Allahü teâlâ, bütün kullarının, kendisini tanımalarını, bilmelerini, O’na, gönderdiği Peygamberlerine ve kitaplarına, diğer îmân esâslarına îmân etmelerini, ibâdet yapmalarını, verdiği ni’metlere şükretmelerini, güzel ahlâka sâhip olmalarını, kendi aralarında kardeşçe yaşamalarını, birbirlerine yardımcı olmalarını  istemiştir.

 

Aslında bizler, Allahü teâlânın lutfettiği çok büyük ni’metlere sâhibiz. Allahü teâlâ, insanlara muhtâc oldukları her türlü ni’meti lutfetmiştir. Akıl, vücut uzuvları, eşler, çocuklar, hava, su, kâinâttaki her şey, insanların hizmetine verilmiştir. Bu ni’metler sayılamıyacak kadar çoktur. Bu konuda 2 âyet-i kerîme vardır:

 

“O, size, istediğiniz her şeyden verdi. Allah'ın ni’met[ler]ini sayacak olsanız, sayamazsınız. Doğrusu insan çok zâlim, çok nankördür!” [İbrâhîm, 34]

 

“Hâlbuki Allah'ın ni’met[ler]ini teker teker saymaya kalkışsanız, onları sayamazsınız.
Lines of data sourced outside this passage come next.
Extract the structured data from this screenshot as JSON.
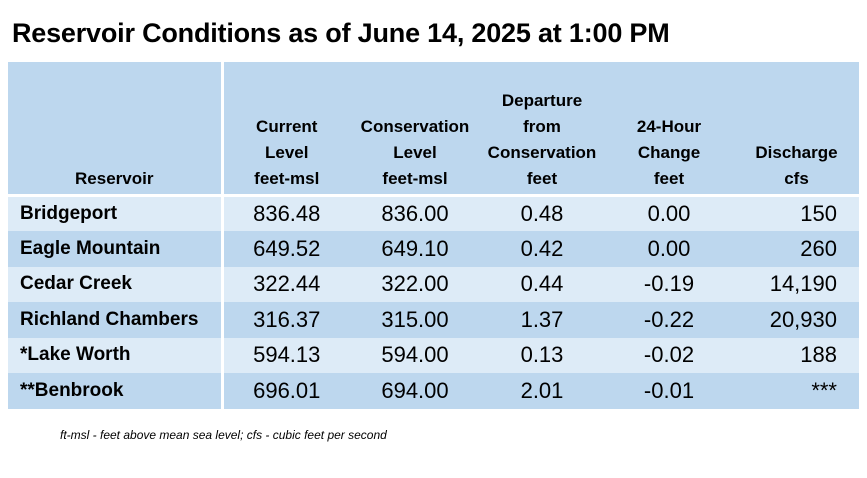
{
  "title": "Reservoir Conditions as of June 14, 2025 at 1:00 PM",
  "columns": [
    [
      "Reservoir"
    ],
    [
      "Current",
      "Level",
      "feet-msl"
    ],
    [
      "Conservation",
      "Level",
      "feet-msl"
    ],
    [
      "Departure",
      "from",
      "Conservation",
      "feet"
    ],
    [
      "24-Hour",
      "Change",
      "feet"
    ],
    [
      "Discharge",
      "cfs"
    ]
  ],
  "rows": [
    {
      "name": "Bridgeport",
      "current": "836.48",
      "conservation": "836.00",
      "departure": "0.48",
      "change": "0.00",
      "discharge": "150"
    },
    {
      "name": "Eagle Mountain",
      "current": "649.52",
      "conservation": "649.10",
      "departure": "0.42",
      "change": "0.00",
      "discharge": "260"
    },
    {
      "name": "Cedar Creek",
      "current": "322.44",
      "conservation": "322.00",
      "departure": "0.44",
      "change": "-0.19",
      "discharge": "14,190"
    },
    {
      "name": "Richland Chambers",
      "current": "316.37",
      "conservation": "315.00",
      "departure": "1.37",
      "change": "-0.22",
      "discharge": "20,930"
    },
    {
      "name": "*Lake Worth",
      "current": "594.13",
      "conservation": "594.00",
      "departure": "0.13",
      "change": "-0.02",
      "discharge": "188"
    },
    {
      "name": "**Benbrook",
      "current": "696.01",
      "conservation": "694.00",
      "departure": "2.01",
      "change": "-0.01",
      "discharge": "***"
    }
  ],
  "footnote": "ft-msl - feet above mean sea level; cfs - cubic feet per second",
  "colors": {
    "header_bg": "#bdd7ee",
    "row_light": "#ddebf7",
    "row_dark": "#bdd7ee"
  }
}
Muhakkak ki Allah çok bağışlayıcıdır, çok merhametlidir.” [Nahil, 18]

 

Makâmı olan makâmından, mâlı olan mâlından, ilmi olan da ilminden, diğer insanları faydalandırmalıdır.

 

Her gün, en iyi işleri yapmaya çalışmalıdır. Tâbiîn-i kirâmın en önde gelenlerinden, müfessir, muhaddis, mütekellim, mutasavvıf Hasan-ı Basrî (rahmetullah aleyh), "Sizin, bugün, parayı sarf ederken gösterdiğiniz hassâsiyeti, Eshâb-ı Kirâm (aleyhimür-rıdvân), zamânlarını kullanırken gösterirlerdi"  buyurarak ne kadar önemli bir noktaya dikkat çekmiştir.

 

“Seyyidü’t-tâife” ve “Seyyidü’t-tâifeteyn” diye anılan büyük velî Cüneyd-i Bağdadî (kuddise sirruh) da, "İnsanların sâhip oldukları, ama geçtikten sonra bir daha, ebediyyen bulamayacakları en kıymetli sermâye zamândır" buyurmaktadır.

 

En büyük âlim ve velîlerden İmâm-ı Rabbânî müceddid-i elf-i sânî Ahmed Fârûkî Serhendî (rahmetullahi aleyh) “Vakitleri çok kıymetli ganîmet bilmelidir” ve "Vakit keskin bir kılıç gibidir. Mühim işleri bugün yapmalı, mühim olmayanları yarına bırakmalıdır" buyurmuştur.